Reading Level: Adult
Length: 320 pages
Publisher: Tor Books
Release Date: October 15, 2013
Stand Alone or Series: 2nd book in the Ironskin series
Source: Borrowed from Library
Rating: 3.5/5 stars
This is the second book in the Ironskin series by Connolly. There is an as yet untitled third book planned in this series which is scheduled for a fall 2014 release. This book was okay, I enjoy the world created here but did not enjoy the heroine.
The Fey are slowly taking over the city and a secret society called Copperhead is becoming more and more prominent. Helen (Jane’s sister) is deep in the middle of it all. Helen is one of The Hundred, the group of women who had their normal faces removed and replaced with Fey faces to become more beautiful. Her husband Alistair is one of the main members in Copperhead. When Jane contacts Helen in help returning women’s real faces back to them Helen is eager to help, especially since it sounds the the Fey are finally making a move to take over the city and it seems like they may try and use The Hundred to do so.
This was a decent book continuing the Ironskin story about Fey taking over the city. This book is from Jane’s sister’s (Helen’s) point of view. It was a well done story and dealt with some interesting issues. But, unfortunately I just thought it was a bit boring. I didn’t find Helen to be all that engaging of a character, and though I admire how she changed throughout the story, I just wasn’t all that engaged with the story.
Helen is very into being beautiful and very selfish. She comes off as flighty and a bit self-centered. Even when she is trying to help she is mainly doing it to make herself look good, not because she really strongly believes something is right. This changes some as the book continues and she starts to take on some responsibility. I really didn’t enjoy her as a character at all and I was disappointed that Jane was in the story so little.
A main issue raised in this book is that of women being forced to comply to their husbands’ wishes. Many of The Hundred were forced into having their faces improved by their husbands. Some went through the face change to escape abusive husbands, or to win wealthy husbands. Much of this book talks about this and is focused on the theme of how women have to empower themselves if they want to escape from the tyranny of a patriarchal society. At times I felt like it got a bit preachy.
Another major issue is the prosecution of the dwarven people. Copperhead is a “humans only” society and they don’t care that the dwarven are also enemies of the Fey; they just prosecute all non-humans equally. Again, it gets a bit preachy about the importance of equality.
I do love this world that is threatened by Fey infestation. I love how the woman have to wear iron masks to protect themselves from Fey takeover. The secret society of Copperhead was also very well done.

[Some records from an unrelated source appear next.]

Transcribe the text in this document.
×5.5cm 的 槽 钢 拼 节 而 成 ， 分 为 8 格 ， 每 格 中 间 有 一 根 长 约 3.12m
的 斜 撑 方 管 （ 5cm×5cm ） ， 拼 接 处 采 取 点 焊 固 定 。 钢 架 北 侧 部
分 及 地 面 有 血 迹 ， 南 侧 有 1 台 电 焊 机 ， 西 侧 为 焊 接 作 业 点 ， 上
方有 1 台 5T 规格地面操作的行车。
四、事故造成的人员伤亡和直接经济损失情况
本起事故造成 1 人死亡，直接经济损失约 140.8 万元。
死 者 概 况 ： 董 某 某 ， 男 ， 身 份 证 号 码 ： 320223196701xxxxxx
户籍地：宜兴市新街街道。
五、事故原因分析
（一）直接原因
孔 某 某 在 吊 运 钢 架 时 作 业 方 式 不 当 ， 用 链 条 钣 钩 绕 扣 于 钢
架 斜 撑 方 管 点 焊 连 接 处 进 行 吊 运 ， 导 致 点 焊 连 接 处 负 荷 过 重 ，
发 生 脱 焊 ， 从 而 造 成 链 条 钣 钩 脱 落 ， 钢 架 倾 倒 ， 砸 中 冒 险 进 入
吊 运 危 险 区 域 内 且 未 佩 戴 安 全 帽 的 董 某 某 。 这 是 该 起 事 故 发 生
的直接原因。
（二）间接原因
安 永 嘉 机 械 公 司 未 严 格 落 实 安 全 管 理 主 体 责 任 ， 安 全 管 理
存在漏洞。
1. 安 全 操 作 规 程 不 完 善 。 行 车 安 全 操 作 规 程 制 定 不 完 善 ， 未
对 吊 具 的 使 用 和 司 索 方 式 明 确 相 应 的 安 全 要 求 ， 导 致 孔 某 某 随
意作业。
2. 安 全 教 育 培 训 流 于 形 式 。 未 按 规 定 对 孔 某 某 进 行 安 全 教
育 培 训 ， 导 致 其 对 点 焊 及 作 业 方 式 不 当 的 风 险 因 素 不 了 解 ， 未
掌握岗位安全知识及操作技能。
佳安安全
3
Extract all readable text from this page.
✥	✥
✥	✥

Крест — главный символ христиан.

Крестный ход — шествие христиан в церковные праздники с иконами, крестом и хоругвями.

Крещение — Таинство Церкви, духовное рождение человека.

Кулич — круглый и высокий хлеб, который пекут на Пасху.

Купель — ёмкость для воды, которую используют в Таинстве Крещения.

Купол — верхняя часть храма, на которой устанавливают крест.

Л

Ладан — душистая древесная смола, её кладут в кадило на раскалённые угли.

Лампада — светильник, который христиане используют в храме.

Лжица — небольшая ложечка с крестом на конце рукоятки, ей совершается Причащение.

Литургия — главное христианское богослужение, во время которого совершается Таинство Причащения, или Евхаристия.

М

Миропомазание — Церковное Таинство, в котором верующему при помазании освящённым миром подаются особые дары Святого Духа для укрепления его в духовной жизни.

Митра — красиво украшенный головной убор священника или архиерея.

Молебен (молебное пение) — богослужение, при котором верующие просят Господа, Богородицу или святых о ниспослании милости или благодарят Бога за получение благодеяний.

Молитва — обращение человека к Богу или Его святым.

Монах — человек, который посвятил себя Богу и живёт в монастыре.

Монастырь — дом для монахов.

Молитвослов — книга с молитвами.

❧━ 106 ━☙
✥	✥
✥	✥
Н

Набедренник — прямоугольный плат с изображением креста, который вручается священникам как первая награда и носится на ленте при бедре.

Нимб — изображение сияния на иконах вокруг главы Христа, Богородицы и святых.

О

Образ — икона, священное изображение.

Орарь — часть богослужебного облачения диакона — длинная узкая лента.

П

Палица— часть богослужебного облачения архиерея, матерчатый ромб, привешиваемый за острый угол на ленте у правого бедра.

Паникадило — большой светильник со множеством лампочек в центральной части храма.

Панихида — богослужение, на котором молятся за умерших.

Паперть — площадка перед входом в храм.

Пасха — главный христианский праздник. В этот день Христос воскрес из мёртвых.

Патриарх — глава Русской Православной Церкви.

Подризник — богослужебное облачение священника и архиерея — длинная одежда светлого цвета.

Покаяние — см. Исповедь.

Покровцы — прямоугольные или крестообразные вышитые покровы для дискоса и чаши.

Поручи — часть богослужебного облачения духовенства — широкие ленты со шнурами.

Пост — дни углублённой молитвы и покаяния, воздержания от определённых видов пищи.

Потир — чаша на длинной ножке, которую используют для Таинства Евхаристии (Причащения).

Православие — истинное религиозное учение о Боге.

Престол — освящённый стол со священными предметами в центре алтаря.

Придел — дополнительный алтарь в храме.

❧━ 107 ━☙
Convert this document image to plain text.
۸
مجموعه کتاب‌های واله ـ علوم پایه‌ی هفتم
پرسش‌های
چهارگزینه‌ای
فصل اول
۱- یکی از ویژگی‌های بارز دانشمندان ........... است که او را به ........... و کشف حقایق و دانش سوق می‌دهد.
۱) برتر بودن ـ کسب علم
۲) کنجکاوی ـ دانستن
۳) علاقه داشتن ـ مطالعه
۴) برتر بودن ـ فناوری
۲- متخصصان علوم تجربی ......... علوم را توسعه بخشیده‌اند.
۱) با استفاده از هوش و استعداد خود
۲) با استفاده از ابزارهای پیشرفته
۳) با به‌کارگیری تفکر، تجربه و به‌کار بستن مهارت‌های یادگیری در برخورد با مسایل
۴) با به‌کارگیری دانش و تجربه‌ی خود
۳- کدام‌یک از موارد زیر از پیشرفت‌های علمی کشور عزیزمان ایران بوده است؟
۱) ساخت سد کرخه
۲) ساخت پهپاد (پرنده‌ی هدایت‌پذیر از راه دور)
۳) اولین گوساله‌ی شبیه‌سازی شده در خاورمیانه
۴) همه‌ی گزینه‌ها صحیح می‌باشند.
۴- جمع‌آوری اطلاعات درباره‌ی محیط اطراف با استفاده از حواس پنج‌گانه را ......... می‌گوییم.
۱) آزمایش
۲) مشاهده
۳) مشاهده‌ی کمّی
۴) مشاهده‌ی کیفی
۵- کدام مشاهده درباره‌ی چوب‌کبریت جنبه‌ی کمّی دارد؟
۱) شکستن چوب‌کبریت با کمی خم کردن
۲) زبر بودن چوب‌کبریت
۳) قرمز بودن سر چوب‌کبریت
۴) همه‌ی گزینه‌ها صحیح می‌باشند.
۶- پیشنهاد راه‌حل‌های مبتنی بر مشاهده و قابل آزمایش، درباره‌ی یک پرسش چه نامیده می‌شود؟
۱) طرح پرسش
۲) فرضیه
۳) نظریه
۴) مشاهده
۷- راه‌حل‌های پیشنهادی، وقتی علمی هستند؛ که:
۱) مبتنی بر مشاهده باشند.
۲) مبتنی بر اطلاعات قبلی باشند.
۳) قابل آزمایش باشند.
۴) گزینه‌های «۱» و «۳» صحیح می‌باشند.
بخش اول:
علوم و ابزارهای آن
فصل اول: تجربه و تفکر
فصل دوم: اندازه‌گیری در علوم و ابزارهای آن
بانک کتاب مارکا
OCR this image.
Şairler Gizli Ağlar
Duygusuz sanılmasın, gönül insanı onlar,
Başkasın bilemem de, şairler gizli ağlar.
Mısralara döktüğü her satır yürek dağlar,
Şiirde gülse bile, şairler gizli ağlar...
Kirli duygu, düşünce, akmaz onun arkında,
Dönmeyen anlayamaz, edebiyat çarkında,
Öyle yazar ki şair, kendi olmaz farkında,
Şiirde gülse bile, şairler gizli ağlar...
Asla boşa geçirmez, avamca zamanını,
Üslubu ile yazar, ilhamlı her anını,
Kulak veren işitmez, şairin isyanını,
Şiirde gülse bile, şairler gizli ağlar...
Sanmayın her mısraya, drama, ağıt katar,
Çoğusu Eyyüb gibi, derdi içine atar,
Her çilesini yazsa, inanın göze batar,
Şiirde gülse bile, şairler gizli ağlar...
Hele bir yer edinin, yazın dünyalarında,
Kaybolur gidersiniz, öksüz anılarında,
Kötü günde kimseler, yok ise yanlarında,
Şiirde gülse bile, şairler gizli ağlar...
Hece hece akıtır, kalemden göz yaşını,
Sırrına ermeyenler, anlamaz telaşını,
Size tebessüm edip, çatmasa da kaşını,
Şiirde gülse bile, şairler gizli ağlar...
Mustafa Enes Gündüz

There is a bit of romance here between Helen and a half-dwarven man named Rook. To be honest this romance felt-forced and was awkward. For one Helen is married, secondly Rook always seems more interested in inciting rebellion than anything else. They are more partners in a similar cause and then, bam, suddenly they are in love…it was weird.
The book ties up nicely and is very easy to read. There really isn’t anything left to resolve at the end of this book, so I am very curious to see what the third book will be about.
Overall there are some neat ideas in here and I enjoyed the world-building. I didn’t like Helen as a main character and missed Jane. The plot was interesting, but at times with all the social issues being addressed this got a bit boring and preachy. When I was finished I kind of just thought “Eh, well okay that’s over with”. I liked Ironskin a lot better than this book, but if you read Ironskin and enjoyed it I would recommend reading this book to see how the open issues in Ironskin are tied up.